Rocks are made of solid mineral crystals. But there are holes among the crystals and these holes can hold water. In some rocks, the holes are dispersed throughout the rock and are called “pores”. In other rocks, the only significant holes are cracks, or “fractures,” within the rock. These cracks also commonly contain water. In some rocks, there are both numerous pores and fractures.
This an example of a rock with a numerous natural “pores,” that is, holes within the rock. Such holes may contain gases or liquids.
The ruler is marked in centimeters.
This rock happens to have a broad depression on top. Water can be poured into the depression, where it will begin seeping into pore spaces.
In this image, you can see about 1/2 ounce of water pooled on the rock.
After about 2 minutes, the water has mostly seeped into the pore spaces of the rock.
Eventually all of the water will drained out of the depression on the top, into the rock. The water has not flowed out the bottom of the rock, because it is now stored in the pores. This rock has a lot of pores, or “high porosity.”
To generate deep geothermal heat, however, it won’t be enough to simply learn that a rock has open spaces in which water might be stored. We need to know if water can pass through the rock. That is, we want to learn if some of the rocks where the temperatures are high can transmit water among the pores and fractures. That characteristic is known as the “permeability” of the rock. A rock with high permeability can transmit a lot of water, while one with low permeability is a barrier to water movement.
It is possible to repeatedly pour water into the depression in the rock. Each time some of the water will pool in the depression, but some will eventually move into pore spaces.
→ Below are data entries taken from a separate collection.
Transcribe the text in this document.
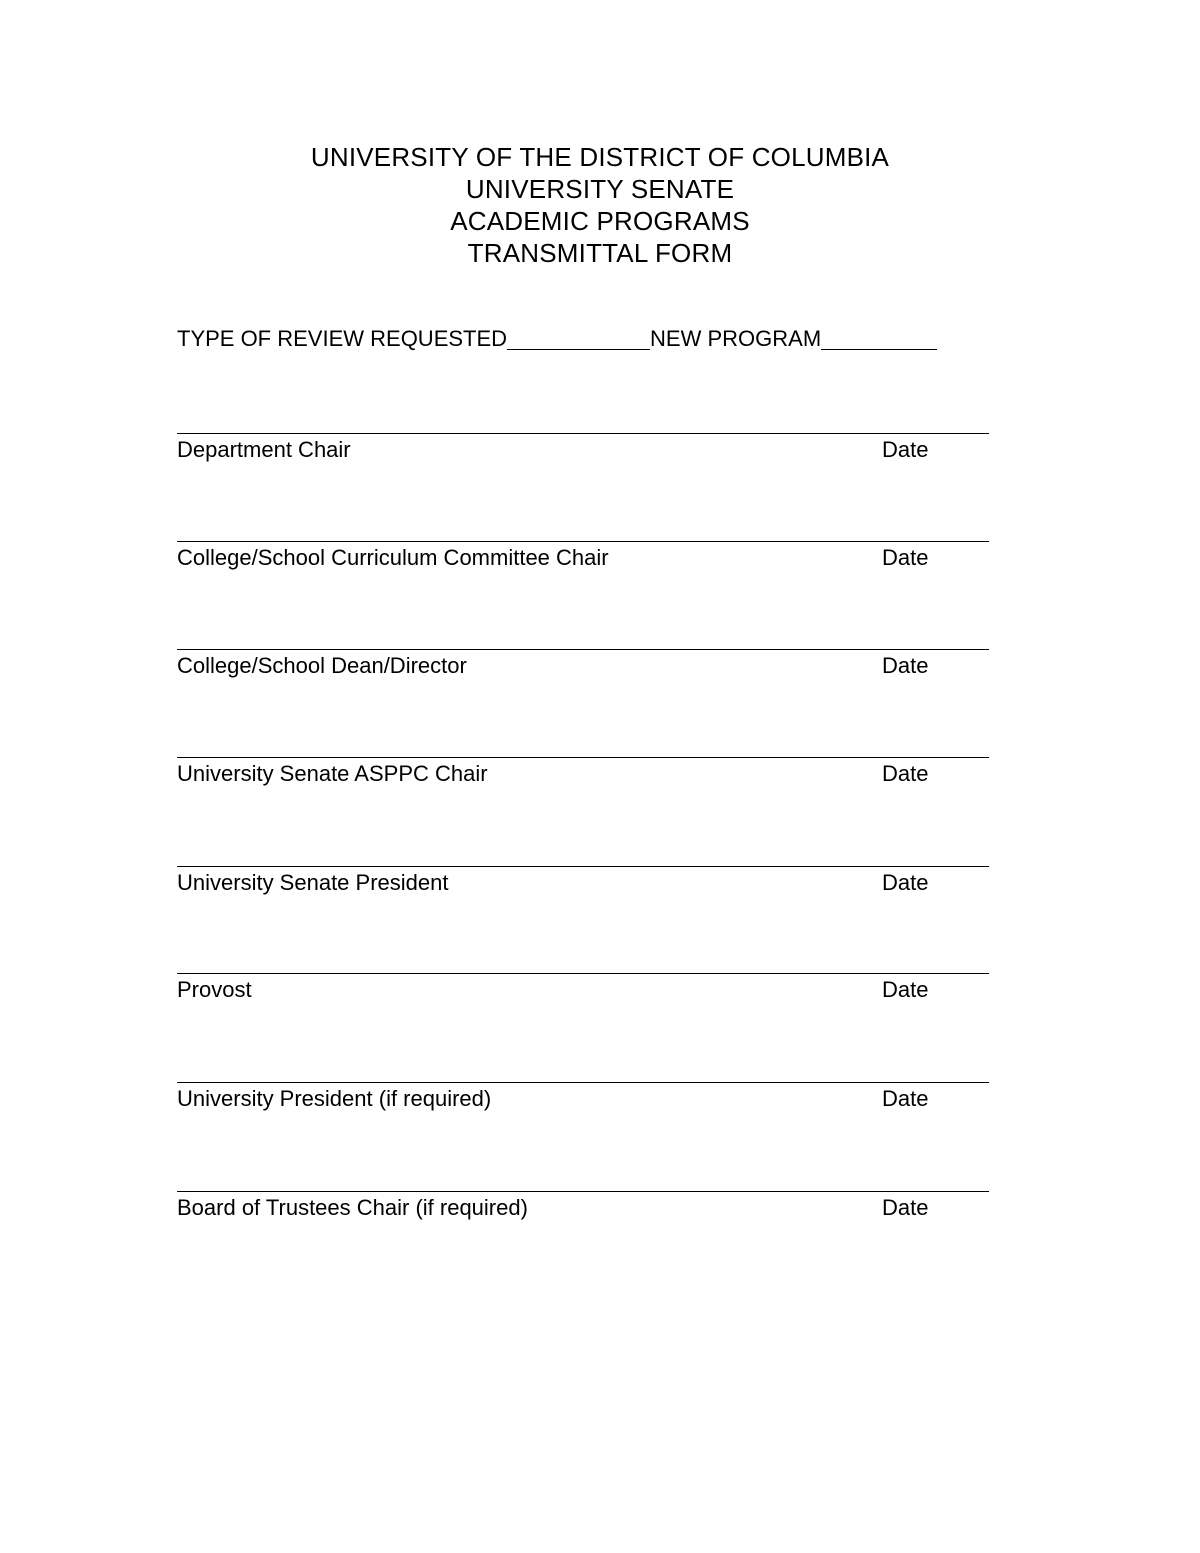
UNIVERSITY OF THE DISTRICT OF COLUMBIA
UNIVERSITY SENATE
ACADEMIC PROGRAMS
TRANSMITTAL FORM
TYPE OF REVIEW REQUESTED	NEW PROGRAM
Department Chair	Date
College/School Curriculum Committee Chair	Date
College/School Dean/Director	Date
University Senate ASPPC Chair	Date
University Senate President	Date
Provost	Date
University President (if required)	Date
Board of Trustees Chair (if required)	Date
In this rock eventually some of the water will leak back out of the rock, forming puddles under the rock. This shows that water moved through the rock. Therefore, the rock is not only highly porous, but it also transmits well the water. This capacity to transmit water is referred to as “high permeability.”
Water transmission through fractures
Fractures link together open space over longer distances than pores, and so are more likely to allow water to flow through rocks. Therefore, measurements to be conducted at the Cornell University Borehole Observatory are designed to reveal fractures and to locate depth zones where fractures are abundant or rare. The CUBO data will also reveal if the fractures tend to be oriented in a particular direction or if many of the fractures cross one another. To find out which sets of fractures actually transmit water will require water-flow tests after the drilling is completed.
By comparing data on fractures with the results of the water-flow tests, we will learn which fractures are interconnected and might allow relatively rapid flow. In depth zones where water does flow, we’ll try to determine whether the connections between fractures are long, complex paths, which would increase the amount of heat that is transferred from the rocks to the water passing through them.
Fractures are openings in rock. They not only hold water, but if they are interconnected, water can flow through them.
To extract heat, more contorted paths for water flow are better.